Ascendis Pharma A/S announced it has submitted a New Drug Application (NDA) to the U.S. Food & Drug Administration (FDA) for TransCon PTH, an investigational prodrug designed to restore parathyroid hormone (PTH [1-34]) to physiological levels over 24 hours in adult patients with hypoparathyroidism. TransCon PTH has been granted Orphan designation in the United States and European Union. The NDA is based on data from the global Phase 3 PaTHway Trial and the Phase 2 PaTH Forward Trial, as well as data from the Company's ongoing open-label extension studies for both trials.

Notably, 57 out of 59 patients continue in the open-label portion of the Phase 2 trial beyond two years of treatment, and 78 out of 79 patients continue in the open-label portion of the Phase 3 trial of TransCon PTH. In these studies, TransCon PTH has been generally well tolerated, with no discontinuations related to study drug. In the fourth quarter of this year, Ascendis Pharma plans to submit a Marketing Authorisation Application (MAA) for TransCon PTH in hypoparathyroidism to the European Medicines Agency and expects to announce topline results for Pathway Japan, the Phase 3 trial of TransCon PTH in Japan.
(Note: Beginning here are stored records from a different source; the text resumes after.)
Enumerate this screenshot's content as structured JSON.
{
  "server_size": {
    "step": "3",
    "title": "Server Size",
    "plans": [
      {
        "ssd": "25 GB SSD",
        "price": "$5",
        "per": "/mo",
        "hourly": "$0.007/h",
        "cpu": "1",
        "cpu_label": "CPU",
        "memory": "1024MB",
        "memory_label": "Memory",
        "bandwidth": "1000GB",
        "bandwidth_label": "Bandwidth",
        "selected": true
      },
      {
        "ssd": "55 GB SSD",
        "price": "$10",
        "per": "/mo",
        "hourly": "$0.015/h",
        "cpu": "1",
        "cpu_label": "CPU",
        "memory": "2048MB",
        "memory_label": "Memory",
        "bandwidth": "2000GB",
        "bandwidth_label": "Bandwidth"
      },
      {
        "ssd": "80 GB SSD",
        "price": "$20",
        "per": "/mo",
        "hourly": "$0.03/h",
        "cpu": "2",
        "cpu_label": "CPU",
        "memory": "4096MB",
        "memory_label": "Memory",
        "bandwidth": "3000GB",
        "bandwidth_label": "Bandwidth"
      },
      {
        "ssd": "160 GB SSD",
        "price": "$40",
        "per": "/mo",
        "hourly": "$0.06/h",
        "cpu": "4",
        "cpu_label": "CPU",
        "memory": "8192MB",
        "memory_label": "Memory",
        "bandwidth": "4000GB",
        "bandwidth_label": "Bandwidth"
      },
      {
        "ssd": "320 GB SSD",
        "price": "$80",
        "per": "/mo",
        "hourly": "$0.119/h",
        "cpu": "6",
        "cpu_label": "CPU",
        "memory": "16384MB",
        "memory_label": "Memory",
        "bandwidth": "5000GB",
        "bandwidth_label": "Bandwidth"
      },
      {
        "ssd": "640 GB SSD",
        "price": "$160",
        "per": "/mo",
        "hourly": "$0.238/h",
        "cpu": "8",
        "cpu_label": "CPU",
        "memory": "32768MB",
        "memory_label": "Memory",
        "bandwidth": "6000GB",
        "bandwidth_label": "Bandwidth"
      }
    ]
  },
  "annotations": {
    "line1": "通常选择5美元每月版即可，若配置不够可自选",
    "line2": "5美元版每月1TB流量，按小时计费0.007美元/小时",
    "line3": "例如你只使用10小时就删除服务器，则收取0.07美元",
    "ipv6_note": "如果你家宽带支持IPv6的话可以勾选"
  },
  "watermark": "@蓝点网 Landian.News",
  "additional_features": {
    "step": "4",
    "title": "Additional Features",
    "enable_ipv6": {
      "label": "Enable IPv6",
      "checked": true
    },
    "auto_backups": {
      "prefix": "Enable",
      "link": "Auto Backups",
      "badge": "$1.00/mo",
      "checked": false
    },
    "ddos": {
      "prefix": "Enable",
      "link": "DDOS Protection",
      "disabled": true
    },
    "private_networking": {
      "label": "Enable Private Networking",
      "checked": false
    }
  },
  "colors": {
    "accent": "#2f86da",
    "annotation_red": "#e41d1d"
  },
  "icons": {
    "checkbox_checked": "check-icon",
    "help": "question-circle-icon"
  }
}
A phase 3 trial of TransCon PTH in hypoparathyroidism is ongoing in Greater China through VISEN Pharmaceuticals. TransCon refers to “transient conjugation.” Ascendis Pharma's proprietary TransCon platform is an innovative technology designed to create new therapies that optimize therapeutic effect, including efficacy, safety and dosing frequency. TransCon molecules have three components: an unmodified parent drug, an inert carrier that protects it, and a linker that temporarily binds the two.

When bound, the carrier inactivates and shields the parent drug from clearance. When injected into the body, physiologic conditions (e.g., pH and temperature) initiate the release of the active unmodified parent drug, in a predictable manner and at predictable levels. TransCon technology is designed to be applied broadly to a protein, peptide or small molecule in multiple therapeutic areas, and to be used systemically or locally.

Hypoparathyroidism is a rare endocrine disorder characterized by insufficient levels of parathyroid hormone (PTH), resulting in low calcium and elevated phosphate levels in the blood. Hypoparathyroidism affects approximately 200,000 patients in the United States, Europe, and Japan, most of whom develop the condition following damage to or accidental removal of the parathyroid glands during thyroid surgery. Conventional treatment with calcium supplements and active vitamin D (also called calcitriol) does not effectively address the short-term symptoms, long-term complications, or quality-of-life impacts of hypoparathyroidism.

Short-term symptoms include weakness, severe muscle cramps (tetany), abnormal sensations such as tingling, burning and numbness (paresthesia), memory loss, impaired judgment, and headache. Patients often experience decreased quality of life, and, over the long term, this complex disorder can increase risk of major complications, such as calcium deposits in the brain, blood vessels, eye, and other soft tissues – including the kidneys, which can lead to impaired renal function. Hypoparathyroidism remains among the few hormonal insufficiency states without a replacement therapy that restores the missing hormone at physiologic levels.

Current standard of care with high doses of calcium and active vitamin D does not fully control the disease or address its underlying cause and may contribute to risk of renal disease. Patients with hypoparathyroidism have an estimated 4- to 8-fold greater risk of renal disease compared to healthy populations. Hypoparathyroidism is also associated with a 2-fold increased risk of depression or bipolar disorder compared to healthy populations.